If you’ve been following the pharmaceutical industry over the past decade, you must be familiar with all the settlements taking place. It seems that “big pharma” needs stronger enforcement to deter them from breaking the law and defrauding federal and state health programs. It seems that for pharmaceutical companies, breaking the law has just become a cost of doing business that American consumers and taxpayers are footing the bill for.
Novartis Pharmaceuticals Corporation (NPC)—they’ve been in the news quite a bit. NPC is a pharmaceutical company based out of Switzerland who has come under scrutiny amid allegations of a 10-year long kickback scheme. On the ‘About Us’ page on their website, NPC states that they “do business responsibly and we adhere to the highest ethical standards as outlined in the Novartis Code of Conduct,” however, their history of allegedly engaging in kickback schemes might beg to differ.
Novartis’ recent storm
Most recently, Novartis is in the news due to the recent filing by the US Attorney Office in the Southern District of New York. An internal whistleblower, and now the U.S. Department of Justice, claim that Novartis held ‘sham’ events that had no educational value but were billed as such. The DOJ asserts, “NPC is liable for engaging in a nationwide kickback scheme, spanning 10 years, to induce doctors to write prescriptions for certain of its cardiovascular drugs”. Cardiovascular drugs Valturna and Lotrel were among the drugs boosted, as well as diabetic medication, Starlix.
The DOJ is asking for documents related to these promotional events including, “the receipts, sign-in sheets, and educational materials allegedly used for these events”. The government has identified thousands of events to be shams—79,623 sham events to be exact. The company spent up to $10,000 for meals at notable expensive restaurants such as Nobu, and also at noisy dining places without private rooms, such as Hooters.

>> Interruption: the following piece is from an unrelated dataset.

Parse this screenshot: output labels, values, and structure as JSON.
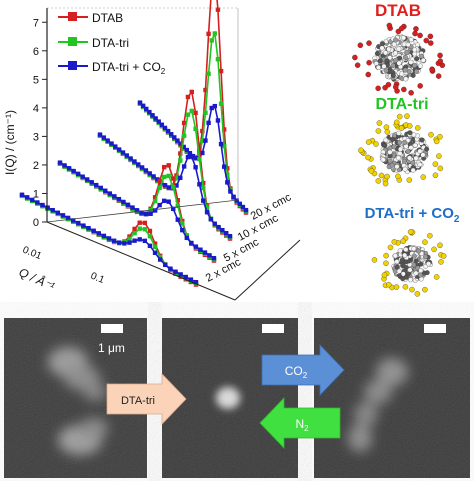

“NPC frequently provided lavish meals to attendees that were unreasonably excessive in cost,” the Honorable Judge Paul G. Gardephe wrote in the filing last month. It is alleged that during these meetings, medications were either barely talked about, or not talked about at all between drug representatives and doctors. Often, the same doctors would attend the same events over and over. In some cases, the supposed events never even took place even though the doctors were still paid as if the events had occurred.

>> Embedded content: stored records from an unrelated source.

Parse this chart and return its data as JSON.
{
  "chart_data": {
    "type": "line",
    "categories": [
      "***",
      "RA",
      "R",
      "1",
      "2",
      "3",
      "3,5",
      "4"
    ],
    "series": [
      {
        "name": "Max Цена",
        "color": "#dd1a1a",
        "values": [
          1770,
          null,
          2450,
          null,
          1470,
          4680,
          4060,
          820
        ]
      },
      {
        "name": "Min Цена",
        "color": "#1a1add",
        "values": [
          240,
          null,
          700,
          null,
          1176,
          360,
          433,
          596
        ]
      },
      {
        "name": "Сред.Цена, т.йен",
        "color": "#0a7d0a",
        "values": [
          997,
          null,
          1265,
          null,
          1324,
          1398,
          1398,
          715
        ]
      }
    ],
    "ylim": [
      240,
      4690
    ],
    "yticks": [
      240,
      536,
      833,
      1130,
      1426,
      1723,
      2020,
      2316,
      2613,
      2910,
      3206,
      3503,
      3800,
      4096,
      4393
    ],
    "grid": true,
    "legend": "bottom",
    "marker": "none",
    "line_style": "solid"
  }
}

These documents, which NPC is fighting to hand over to the DOJ, are of significance in proving the DA’s case. Prosecutors want to find out if any of the “underlying documentation shows a particular event actually took place,” so that they can determine “whether the NPC defrauded federal health care programs of hundreds of millions of dollars by systematically providing inducements to doctors across the country, for a decade.”

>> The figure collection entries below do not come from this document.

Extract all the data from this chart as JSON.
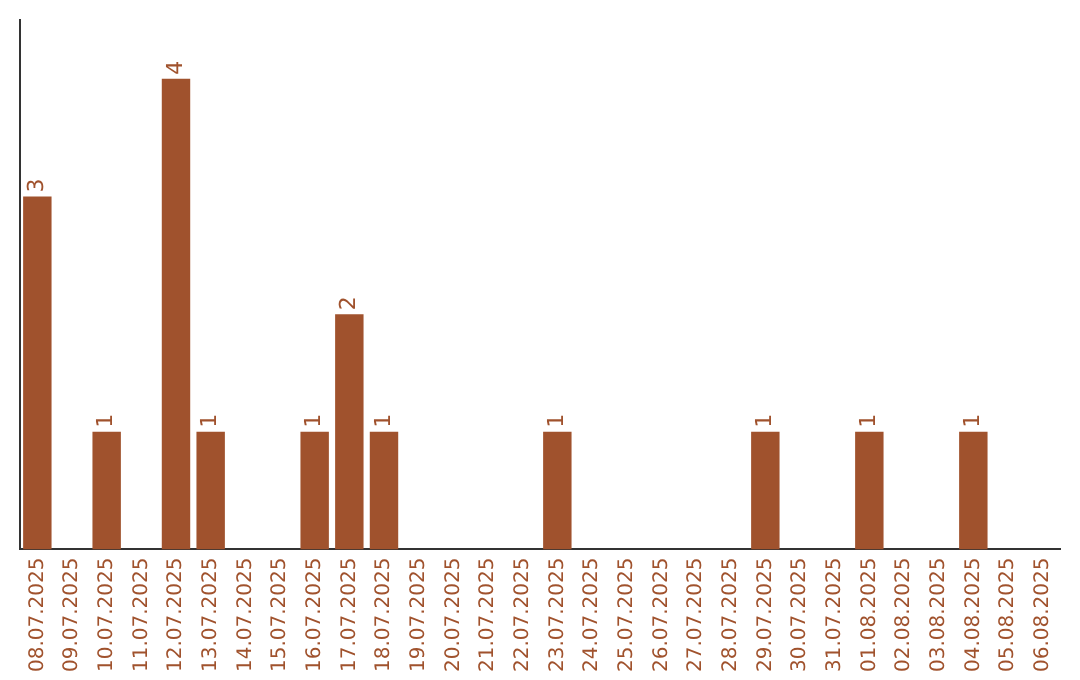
{
  "chart_data": {
    "type": "bar",
    "categories": [
      "08.07.2025",
      "09.07.2025",
      "10.07.2025",
      "11.07.2025",
      "12.07.2025",
      "13.07.2025",
      "14.07.2025",
      "15.07.2025",
      "16.07.2025",
      "17.07.2025",
      "18.07.2025",
      "19.07.2025",
      "20.07.2025",
      "21.07.2025",
      "22.07.2025",
      "23.07.2025",
      "24.07.2025",
      "25.07.2025",
      "26.07.2025",
      "27.07.2025",
      "28.07.2025",
      "29.07.2025",
      "30.07.2025",
      "31.07.2025",
      "01.08.2025",
      "02.08.2025",
      "03.08.2025",
      "04.08.2025",
      "05.08.2025",
      "06.08.2025"
    ],
    "values": [
      3,
      0,
      1,
      0,
      4,
      1,
      0,
      0,
      1,
      2,
      1,
      0,
      0,
      0,
      0,
      1,
      0,
      0,
      0,
      0,
      0,
      1,
      0,
      0,
      1,
      0,
      0,
      1,
      0,
      0
    ],
    "color": "#a0522d",
    "value_labels": [
      "3",
      null,
      "1",
      null,
      "4",
      "1",
      null,
      null,
      "1",
      "2",
      "1",
      null,
      null,
      null,
      null,
      "1",
      null,
      null,
      null,
      null,
      null,
      "1",
      null,
      null,
      "1",
      null,
      null,
      "1",
      null,
      null
    ],
    "grid": false,
    "legend": false
  }
}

In last two decades, we have seen many large name pharmaceutical companies get hit with huge fines for bending rules and breaking laws. And it seems that no matter how large the fine, these companies are willing to do the same illegal acts over and over again.
Novartis is no different. In March of this year, NPC agreed to pay $25 million to settle bribery charges in China. Novartis is now under investigation in Turkey, and officials in South Korea raided their offices earlier this year amid allegations.
This comes on the heels of last year when Novartis paid $390 million to settle another round of kickback allegations. That time, the kickbacks were in the form of discounts and rebates for its transplant drug Myfortic and an iron chelation therapy called Exjade.
Before that kickback settlement, Novartis settled another kickback allegation in 2010. This $422 million settlement was for kickback accusations concerning their blood pressure medications Diovan, Exforge, and Tekturna. With this 2010 settlement, Novartis also had to sign a 5-year corporate integrity agreement that was to ensure that they avoided this sort of behavior in the future. The DOJ contends that this agreement was violated and that Novartis should now be subject to stricter penalties.
Cracking down on Big Pharma
A new report on pharmaceutical industry settlements has found that even though pharmaceutical companies are still breaking the law, there has been a decline in the number of settlements and the amount of settlements over the past few years. The group that authored the report, Public Citizen, has called for tougher sentences and prisons sentencing to help deter the illegal activities that these companies have made part of their business model.
Novartis is not the only repeat offender, nor the biggest name. Over the 25-year study period, Pfizer and GlaxoSmithKline have paid the most in financial penalties and had the most settlements. Norvatis did, however, come in third place for the most settlements, tying with another company, Bristol-Myers Squibb.
Money drives the pharmaceutical industry, netting profits of $711 billion over one decade (2003-2012). This is much larger than that $35.7 billion that has been paid in penalties over the last quarter century. With numbers like that, it is easy to see why these companies are more than willing to break the law. The fines that these pharmaceutical companies receive, no matter how large, are equivalent to a slap on the wrist. If tougher consequences are not issued to these companies, big pharmaceutical companies will continue to defraud American taxpayers and consumers while making billions—and those same taxpayers and consumers are the ones that will pay the price.